NARDO' - La lettera aperta che il Presidente dell'Ordine, Donato De Giorgi, ha inteso dirigere al direttore della U.O. Di Pronto soccorso e Medicina d’urgenza del P.O. “V. Fazzi” di Lecce, Dr. Silvano Fracella, dopo l’ultimo, ennesimo episodio di aggressione al personale in servizio.

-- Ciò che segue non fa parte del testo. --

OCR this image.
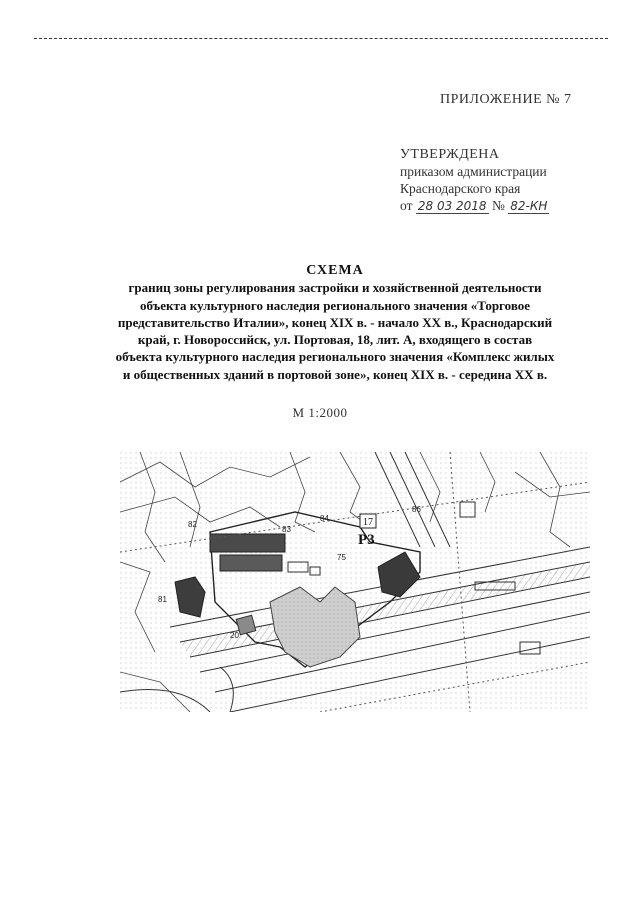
ПРИЛОЖЕНИЕ № 7
УТВЕРЖДЕНА
приказом администрации
Краснодарского края
от 28 03 2018 № 82-КН
СХЕМА
границ зоны регулирования застройки и хозяйственной деятельности
объекта культурного наследия регионального значения «Торговое
представительство Италии», конец XIX в. - начало XX в., Краснодарский
край, г. Новороссийск, ул. Портовая, 18, лит. А, входящего в состав
объекта культурного наследия регионального значения «Комплекс жилых
и общественных зданий в портовой зоне», конец XIX в. - середина XX в.
М 1:2000
82
83
84
86
75
81
20
17
Р3
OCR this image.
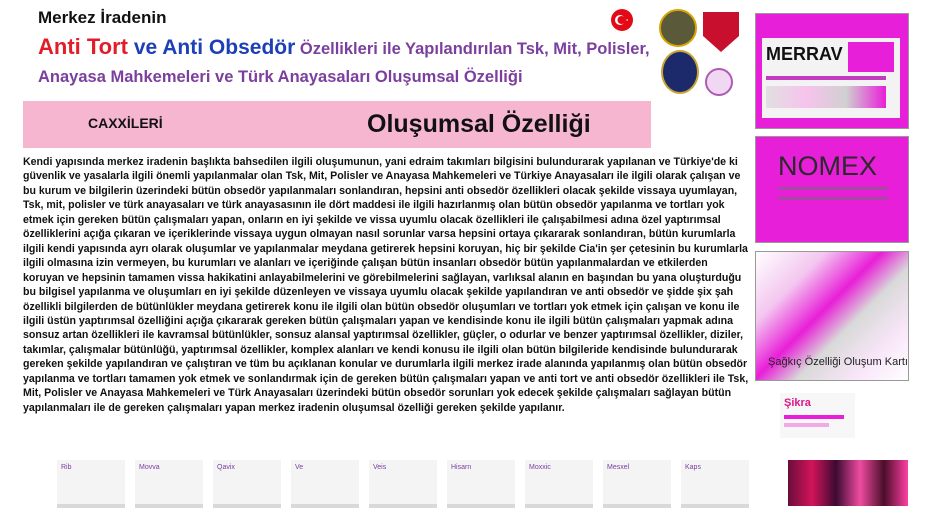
Merkez İradenin
Anti Tort ve Anti Obsedör Özellikleri ile Yapılandırılan Tsk, Mit, Polisler, Anayasa Mahkemeleri ve Türk Anayasaları Oluşumsal Özelliği
CAXXİLERİ	Oluşumsal Özelliği

Kendi yapısında merkez iradenin başlıkta bahsedilen ilgili oluşumunun, yani edraim takımları bilgisini bulundurarak yapılanan ve Türkiye'de ki güvenlik ve yasalarla ilgili önemli yapılanmalar olan Tsk, Mit, Polisler ve Anayasa Mahkemeleri ve Türkiye Anayasaları ile ilgili olarak çalışan ve bu kurum ve bilgilerin üzerindeki bütün obsedör yapılanmaları sonlandıran, hepsini anti obsedör özellikleri olacak şekilde vissaya uyumlayan, Tsk, mit, polisler ve türk anayasaları ve türk anayasasının ile dört maddesi ile ilgili hazırlanmış olan bütün obsedör yapılanma ve tortları yok etmek için gereken bütün çalışmaları yapan, onların en iyi şekilde ve vissa uyumlu olacak özellikleri ile çalışabilmesi adına özel yaptırımsal özelliklerini açığa çıkaran ve içeriklerinde vissaya uygun olmayan nasıl sorunlar varsa hepsini ortaya çıkararak sonlandıran, bütün kurumlarla ilgili kendi yapısında ayrı olarak oluşumlar ve yapılanmalar meydana getirerek hepsini koruyan, hiç bir şekilde Cia'in şer çetesinin bu kurumlarla ilgili olmasına izin vermeyen, bu kurumları ve alanları ve içeriğinde çalışan bütün insanları obsedör bütün yapılanmalardan ve etkilerden koruyan ve hepsinin tamamen vissa hakikatini anlayabilmelerini ve görebilmelerini sağlayan, varlıksal alanın en başından bu yana oluşturduğu bu bilgisel yapılanma ve oluşumları en iyi şekilde düzenleyen ve vissaya uyumlu olacak şekilde yapılandıran ve anti obsedör ve şidde şix şah özellikli bilgilerden de bütünlükler meydana getirerek konu ile ilgili olan bütün obsedör oluşumları ve tortları yok etmek için çalışan ve konu ile ilgili üstün yaptırımsal özelliğini açığa çıkararak gereken bütün çalışmaları yapan ve kendisinde konu ile ilgili bütün çalışmaları yapmak adına sonsuz artan özellikleri ile kavramsal bütünlükler, sonsuz alansal yaptırımsal özellikler, güçler, o odurlar ve benzer yaptırımsal özellikler, diziler, takımlar, çalışmalar bütünlüğü, yaptırımsal özellikler, komplex alanları ve kendi konusu ile ilgili olan bütün bilgileride kendisinde bulundurarak gereken şekilde yapılandıran ve çalıştıran ve tüm bu açıklanan konular ve durumlarla ilgili merkez irade alanında yapılanmış olan bütün obsedör yapılanma ve tortları tamamen yok etmek ve sonlandırmak için de gereken bütün çalışmaları yapan ve anti tort ve anti obsedör özellikleri ile Tsk, Mit, Polisler ve Anayasa Mahkemeleri ve Türk Anayasaları üzerindeki bütün obsedör sorunları yok edecek şekilde çalışmaları sağlayan bütün yapılanmaları ile de gereken çalışmaları yapan merkez iradenin oluşumsal özelliği gereken şekilde yapılanır.

MERRAV
NOMEX
Şağkıç Özelliği Oluşum Kartı
Şikra
Rib	Movva	Qavix	Ve	Veis	Hisarn	Moxxic	Mesxel	Kaps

Carissimo Silvano, ti prego di rivolgere a tutti i colleghi e gli operatori sanitari dell’Unità operativa complessa da te diretta tutta la nostra solidarietà per gli episodi di assurda violenza, subita recentemente.

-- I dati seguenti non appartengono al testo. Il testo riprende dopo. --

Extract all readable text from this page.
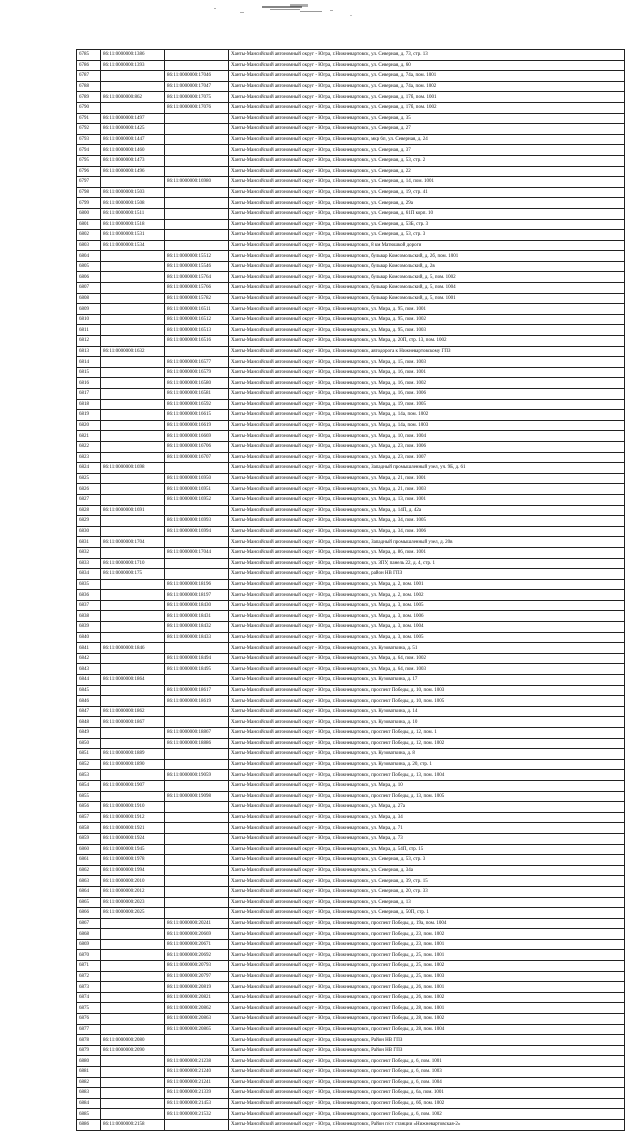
6785	86:11:0000000:1386		Ханты-Мансийский автономный округ - Югра, г.Нижневартовск, ул. Северная, д. 73, стр. 13
6786	86:11:0000000:1393		Ханты-Мансийский автономный округ - Югра, г.Нижневартовск, ул. Северная, д. 60
6787		86:11:0000000:17046	Ханты-Мансийский автономный округ - Югра, г.Нижневартовск, ул. Северная, д. 74а, пом. 1001
6788		86:11:0000000:17047	Ханты-Мансийский автономный округ - Югра, г.Нижневартовск, ул. Северная, д. 74а, пом. 1002
6789	86:11:0000000:862	86:11:0000000:17075	Ханты-Мансийский автономный округ - Югра, г.Нижневартовск, ул. Северная, д. 17б, пом. 1001
6790		86:11:0000000:17076	Ханты-Мансийский автономный округ - Югра, г.Нижневартовск, ул. Северная, д. 17б, пом. 1002
6791	86:11:0000000:1497		Ханты-Мансийский автономный округ - Югра, г.Нижневартовск, ул. Северная, д. 35
6792	86:11:0000000:1425		Ханты-Мансийский автономный округ - Югра, г.Нижневартовск, ул. Северная, д. 27
6793	86:11:0000000:1447		Ханты-Мансийский автономный округ - Югра, г.Нижневартовск, мкр 6п, ул. Северная, д. 24
6794	86:11:0000000:1460		Ханты-Мансийский автономный округ - Югра, г.Нижневартовск, ул. Северная, д. 37
6795	86:11:0000000:1473		Ханты-Мансийский автономный округ - Югра, г.Нижневартовск, ул. Северная, д. 53, стр. 2
6796	86:11:0000000:1496		Ханты-Мансийский автономный округ - Югра, г.Нижневартовск, ул. Северная, д. 22
6797		86:11:0000000:16980	Ханты-Мансийский автономный округ - Югра, г.Нижневартовск, ул. Северная, д. 14, пом. 1001
6798	86:11:0000000:1503		Ханты-Мансийский автономный округ - Югра, г.Нижневартовск, ул. Северная, д. 19, стр. 41
6799	86:11:0000000:1508		Ханты-Мансийский автономный округ - Югра, г.Нижневартовск, ул. Северная, д. 29а
6800	86:11:0000000:1511		Ханты-Мансийский автономный округ - Югра, г.Нижневартовск, ул. Северная, д. 61П корп. 10
6801	86:11:0000000:1518		Ханты-Мансийский автономный округ - Югра, г.Нижневартовск, ул. Северная, д. 53Б, стр. 3
6802	86:11:0000000:1531		Ханты-Мансийский автономный округ - Югра, г.Нижневартовск, ул. Северная, д. 53, стр. 3
6803	86:11:0000000:1534		Ханты-Мансийский автономный округ - Югра, г.Нижневартовск, 8 км Матюшкой дороги
6804		86:11:0000000:15512	Ханты-Мансийский автономный округ - Югра, г.Нижневартовск, бульвар Комсомольский, д. 2б, пом. 1001
6805		86:11:0000000:15546	Ханты-Мансийский автономный округ - Югра, г.Нижневартовск, бульвар Комсомольский, д. 2в
6806		86:11:0000000:15764	Ханты-Мансийский автономный округ - Югра, г.Нижневартовск, бульвар Комсомольский, д. 5, пом. 1002
6807		86:11:0000000:15766	Ханты-Мансийский автономный округ - Югра, г.Нижневартовск, бульвар Комсомольский, д. 5, пом. 1004
6808		86:11:0000000:15782	Ханты-Мансийский автономный округ - Югра, г.Нижневартовск, бульвар Комсомольский, д. 5, пом. 1001
6809		86:11:0000000:16511	Ханты-Мансийский автономный округ - Югра, г.Нижневартовск, ул. Мира, д. 95, пом. 1001
6810		86:11:0000000:16512	Ханты-Мансийский автономный округ - Югра, г.Нижневартовск, ул. Мира, д. 95, пом. 1002
6811		86:11:0000000:16513	Ханты-Мансийский автономный округ - Югра, г.Нижневартовск, ул. Мира, д. 95, пом. 1003
6812		86:11:0000000:16516	Ханты-Мансийский автономный округ - Югра, г.Нижневартовск, ул. Мира, д. 20П, стр. 13, пом. 1002
6813	86:11:0000000:1632		Ханты-Мансийский автономный округ - Югра, г.Нижневартовск, автодорога к Нижневартовскому ГПЗ
6814		86:11:0000000:16577	Ханты-Мансийский автономный округ - Югра, г.Нижневартовск, ул. Мира, д. 15, пом. 1003
6815		86:11:0000000:16579	Ханты-Мансийский автономный округ - Югра, г.Нижневартовск, ул. Мира, д. 16, пом. 1001
6816		86:11:0000000:16580	Ханты-Мансийский автономный округ - Югра, г.Нижневартовск, ул. Мира, д. 16, пом. 1002
6817		86:11:0000000:16581	Ханты-Мансийский автономный округ - Югра, г.Нижневартовск, ул. Мира, д. 16, пом. 1006
6818		86:11:0000000:16592	Ханты-Мансийский автономный округ - Югра, г.Нижневартовск, ул. Мира, д. 19, пом. 1005
6819		86:11:0000000:16615	Ханты-Мансийский автономный округ - Югра, г.Нижневартовск, ул. Мира, д. 14а, пом. 1002
6820		86:11:0000000:16619	Ханты-Мансийский автономный округ - Югра, г.Нижневартовск, ул. Мира, д. 14а, пом. 1003
6821		86:11:0000000:16669	Ханты-Мансийский автономный округ - Югра, г.Нижневартовск, ул. Мира, д. 10, пом. 1004
6822		86:11:0000000:16706	Ханты-Мансийский автономный округ - Югра, г.Нижневартовск, ул. Мира, д. 23, пом. 1006
6823		86:11:0000000:16707	Ханты-Мансийский автономный округ - Югра, г.Нижневартовск, ул. Мира, д. 23, пом. 1007
6824	86:11:0000000:1698		Ханты-Мансийский автономный округ - Югра, г.Нижневартовск, Западный промышленный узел, уч. 9Б, д. 61
6825		86:11:0000000:16950	Ханты-Мансийский автономный округ - Югра, г.Нижневартовск, ул. Мира, д. 21, пом. 1001
6826		86:11:0000000:16951	Ханты-Мансийский автономный округ - Югра, г.Нижневартовск, ул. Мира, д. 21, пом. 1003
6827		86:11:0000000:16952	Ханты-Мансийский автономный округ - Югра, г.Нижневартовск, ул. Мира, д. 13, пом. 1001
6828	86:11:0000000:1691		Ханты-Мансийский автономный округ - Югра, г.Нижневартовск, ул. Мира, д. 14П, д. 42а
6829		86:11:0000000:16993	Ханты-Мансийский автономный округ - Югра, г.Нижневартовск, ул. Мира, д. 34, пом. 1005
6830		86:11:0000000:16994	Ханты-Мансийский автономный округ - Югра, г.Нижневартовск, ул. Мира, д. 34, пом. 1006
6831	86:11:0000000:1704		Ханты-Мансийский автономный округ - Югра, г.Нижневартовск, Западный промышленный узел, д. 20в
6832		86:11:0000000:17044	Ханты-Мансийский автономный округ - Югра, г.Нижневартовск, ул. Мира, д. 86, пом. 1001
6833	86:11:0000000:1710		Ханты-Мансийский автономный округ - Югра, г.Нижневартовск, ул. ЗПУ, панель 22, д. 4, стр. 1
6834	86:11:0000000:175		Ханты-Мансийский автономный округ - Югра, г.Нижневартовск, район НВ ГПЗ
6835		86:11:0000000:18196	Ханты-Мансийский автономный округ - Югра, г.Нижневартовск, ул. Мира, д. 2, пом. 1001
6836		86:11:0000000:18197	Ханты-Мансийский автономный округ - Югра, г.Нижневартовск, ул. Мира, д. 2, пом. 1002
6837		86:11:0000000:18430	Ханты-Мансийский автономный округ - Югра, г.Нижневартовск, ул. Мира, д. 3, пом. 1005
6838		86:11:0000000:18431	Ханты-Мансийский автономный округ - Югра, г.Нижневартовск, ул. Мира, д. 3, пом. 1006
6839		86:11:0000000:18432	Ханты-Мансийский автономный округ - Югра, г.Нижневартовск, ул. Мира, д. 3, пом. 1004
6840		86:11:0000000:18433	Ханты-Мансийский автономный округ - Югра, г.Нижневартовск, ул. Мира, д. 3, пом. 1005
6841	86:11:0000000:1846		Ханты-Мансийский автономный округ - Югра, г.Нижневартовск, ул. Кузоваткина, д. 51
6842		86:11:0000000:18494	Ханты-Мансийский автономный округ - Югра, г.Нижневартовск, ул. Мира, д. 64, пом. 1002
6843		86:11:0000000:18495	Ханты-Мансийский автономный округ - Югра, г.Нижневартовск, ул. Мира, д. 64, пом. 1003
6844	86:11:0000000:1864		Ханты-Мансийский автономный округ - Югра, г.Нижневартовск, ул. Кузоваткина, д. 17
6845		86:11:0000000:18617	Ханты-Мансийский автономный округ - Югра, г.Нижневартовск, проспект Победы, д. 10, пом. 1003
6846		86:11:0000000:18619	Ханты-Мансийский автономный округ - Югра, г.Нижневартовск, проспект Победы, д. 10, пом. 1005
6847	86:11:0000000:1862		Ханты-Мансийский автономный округ - Югра, г.Нижневартовск, ул. Кузоваткина, д. 14
6848	86:11:0000000:1867		Ханты-Мансийский автономный округ - Югра, г.Нижневартовск, ул. Кузоваткина, д. 10
6849		86:11:0000000:18867	Ханты-Мансийский автономный округ - Югра, г.Нижневартовск, проспект Победы, д. 12, пом. 1
6850		86:11:0000000:18886	Ханты-Мансийский автономный округ - Югра, г.Нижневартовск, проспект Победы, д. 12, пом. 1002
6851	86:11:0000000:1889		Ханты-Мансийский автономный округ - Югра, г.Нижневартовск, ул. Кузоваткина, д. 8
6852	86:11:0000000:1890		Ханты-Мансийский автономный округ - Югра, г.Нижневартовск, ул. Кузоваткина, д. 20, стр. 1
6853		86:11:0000000:19059	Ханты-Мансийский автономный округ - Югра, г.Нижневартовск, проспект Победы, д. 13, пом. 1004
6854	86:11:0000000:1907		Ханты-Мансийский автономный округ - Югра, г.Нижневартовск, ул. Мира, д. 10
6855		86:11:0000000:19098	Ханты-Мансийский автономный округ - Югра, г.Нижневартовск, проспект Победы, д. 13, пом. 1005
6856	86:11:0000000:1910		Ханты-Мансийский автономный округ - Югра, г.Нижневартовск, ул. Мира, д. 27а
6857	86:11:0000000:1912		Ханты-Мансийский автономный округ - Югра, г.Нижневартовск, ул. Мира, д. 34
6858	86:11:0000000:1921		Ханты-Мансийский автономный округ - Югра, г.Нижневартовск, ул. Мира, д. 71
6859	86:11:0000000:1924		Ханты-Мансийский автономный округ - Югра, г.Нижневартовск, ул. Мира, д. 73
6860	86:11:0000000:1945		Ханты-Мансийский автономный округ - Югра, г.Нижневартовск, ул. Мира, д. 54П, стр. 15
6861	86:11:0000000:1978		Ханты-Мансийский автономный округ - Югра, г.Нижневартовск, ул. Северная, д. 53, стр. 3
6862	86:11:0000000:1994		Ханты-Мансийский автономный округ - Югра, г.Нижневартовск, ул. Северная, д. 34а
6863	86:11:0000000:2010		Ханты-Мансийский автономный округ - Югра, г.Нижневартовск, ул. Северная, д. 39, стр. 15
6864	86:11:0000000:2012		Ханты-Мансийский автономный округ - Югра, г.Нижневартовск, ул. Северная, д. 20, стр. 33
6865	86:11:0000000:2023		Ханты-Мансийский автономный округ - Югра, г.Нижневартовск, ул. Северная, д. 13
6866	86:11:0000000:2025		Ханты-Мансийский автономный округ - Югра, г.Нижневартовск, ул. Северная, д. 50П, стр. 1
6867		86:11:0000000:20241	Ханты-Мансийский автономный округ - Югра, г.Нижневартовск, проспект Победы, д. 19а, пом. 1004
6868		86:11:0000000:20669	Ханты-Мансийский автономный округ - Югра, г.Нижневартовск, проспект Победы, д. 23, пом. 1002
6869		86:11:0000000:20671	Ханты-Мансийский автономный округ - Югра, г.Нижневартовск, проспект Победы, д. 23, пом. 1001
6870		86:11:0000000:20692	Ханты-Мансийский автономный округ - Югра, г.Нижневартовск, проспект Победы, д. 25, пом. 1001
6871		86:11:0000000:20793	Ханты-Мансийский автономный округ - Югра, г.Нижневартовск, проспект Победы, д. 25, пом. 1002
6872		86:11:0000000:20797	Ханты-Мансийский автономный округ - Югра, г.Нижневартовск, проспект Победы, д. 25, пом. 1003
6873		86:11:0000000:20819	Ханты-Мансийский автономный округ - Югра, г.Нижневартовск, проспект Победы, д. 26, пом. 1001
6874		86:11:0000000:20821	Ханты-Мансийский автономный округ - Югра, г.Нижневартовск, проспект Победы, д. 26, пом. 1002
6875		86:11:0000000:20862	Ханты-Мансийский автономный округ - Югра, г.Нижневартовск, проспект Победы, д. 28, пом. 1001
6876		86:11:0000000:20863	Ханты-Мансийский автономный округ - Югра, г.Нижневартовск, проспект Победы, д. 28, пом. 1002
6877		86:11:0000000:20865	Ханты-Мансийский автономный округ - Югра, г.Нижневартовск, проспект Победы, д. 28, пом. 1004
6878	86:11:0000000:2080		Ханты-Мансийский автономный округ - Югра, г.Нижневартовск, Район НВ ГПЗ
6879	86:11:0000000:2090		Ханты-Мансийский автономный округ - Югра, г.Нижневартовск, Район НВ ГПЗ
6880		86:11:0000000:21238	Ханты-Мансийский автономный округ - Югра, г.Нижневартовск, проспект Победы, д. 6, пом. 1001
6881		86:11:0000000:21240	Ханты-Мансийский автономный округ - Югра, г.Нижневартовск, проспект Победы, д. 6, пом. 1003
6882		86:11:0000000:21241	Ханты-Мансийский автономный округ - Югра, г.Нижневартовск, проспект Победы, д. 6, пом. 1004
6883		86:11:0000000:21339	Ханты-Мансийский автономный округ - Югра, г.Нижневартовск, проспект Победы, д. 6а, пом. 1001
6884		86:11:0000000:21453	Ханты-Мансийский автономный округ - Югра, г.Нижневартовск, проспект Победы, д. 6б, пом. 1002
6885		86:11:0000000:21532	Ханты-Мансийский автономный округ - Югра, г.Нижневартовск, проспект Победы, д. 6, пом. 1002
6886	86:11:0000000:2158		Ханты-Мансийский автономный округ - Югра, г.Нижневартовск, Район п/ст станции «Нижневартовская-2»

Tali fatti, invero, sono solo gli ultimi di una lunga serie, che rendono sempre più difficile la nostra professione e in particolare quella del tuo gruppo, impegnato in prima linea in un cruciale e strategico ruolo che la nostra sanità deve ogni giorno con grande fatica affrontare.
Tutti si devono rendere conto che voi rappresentate il front office di un Sistema Sanitario in affanno, ma che deve essere difeso e salvaguardato come estremo baluardo di salute e civiltà.
Si deve sottolineare che la violenza – ed in particolare quella contro gli operatori della salute – non deve mai avere diritto di cittadinanza.
Senza se e senza ma!
Ci appare pertanto inopportuno riferire che una famiglia dopo la morte di un familiare abbia aggredito e danneggiato, interrompendo il pubblico servizio, arrivando a minacciare di morte chi stava semplicemente facendo il suo dovere, perché “comprensibilmente scossa”. Chi narra di medici indagati per la morte di un paziente in pronto soccorso e di comprensibili stati d’animo, causa di violenze e minacce, può creare - oltre le intenzioni - una “caccia alle streghe” fuorviante e pericolosa, istigando una conflittualità e scivolando in una sfiducia che non giova a nessuno.
Siamo poi sempre convinti che la ricerca della verità non è solo un diritto per chi ritiene di aver subito un danno o un evento inatteso, ma è anche il metodo alla base della nostra professionalità e della nostra cultura etica e scientifica. E’ per questo che benissimo hai fatto nel richiedere per primo il riscontro autoptico sul povero paziente deceduto.
La nostra solidarietà pertanto non è difesa aprioristica e corporativa di una professione assediata, ma è VICINANZA ad un disagio ingravescente, determinato dai tanti problemi che ci attanagliano: organici risicati, frustrazione delle prospettive di carriera e di ogni gratificazione, speranze professionali lacerate, lontane dai sogni che accompagnarono le nostre scelte di vita…; disagio espresso dal burnout incombente, da risorse e posti letto inadeguati, servizi e percorsi intasati anche dall’interferenza tra elezione urgenza, dal mettere paradossalmente sotto accusa sempre i medici, anche per i tempi d’attesa insopportabilmente lunghi, dalla desertificazione operata nel resto della rete ospedaliera e dei servizi, nella loro decisiva funzione di filtro.
La nostra solidarietà è però anche GRATITUDINE per quanto fate ogni giorno, per le molte decine di migliaia di pazienti cui ogni anno date delle risposte di salute ad altissimo livello, alle diagnosi puntuali che riuscite in pochissimo tempo e risorse a formulare, alle vite salvate senza retorica, alle decisioni impegnative alle quali siete chiamati nella rapidità dei tempi imposti dall’urgenza, al rapporto con un’utenza affatto particolare, rapporto sempre basato su serietà, competenza e serenità di comunicazione che hai costruito, riuscendo ad infondere le tue personali e non comuni doti professionali, gestionali e umane.
Con stima, riconoscenza e collegiale affetto.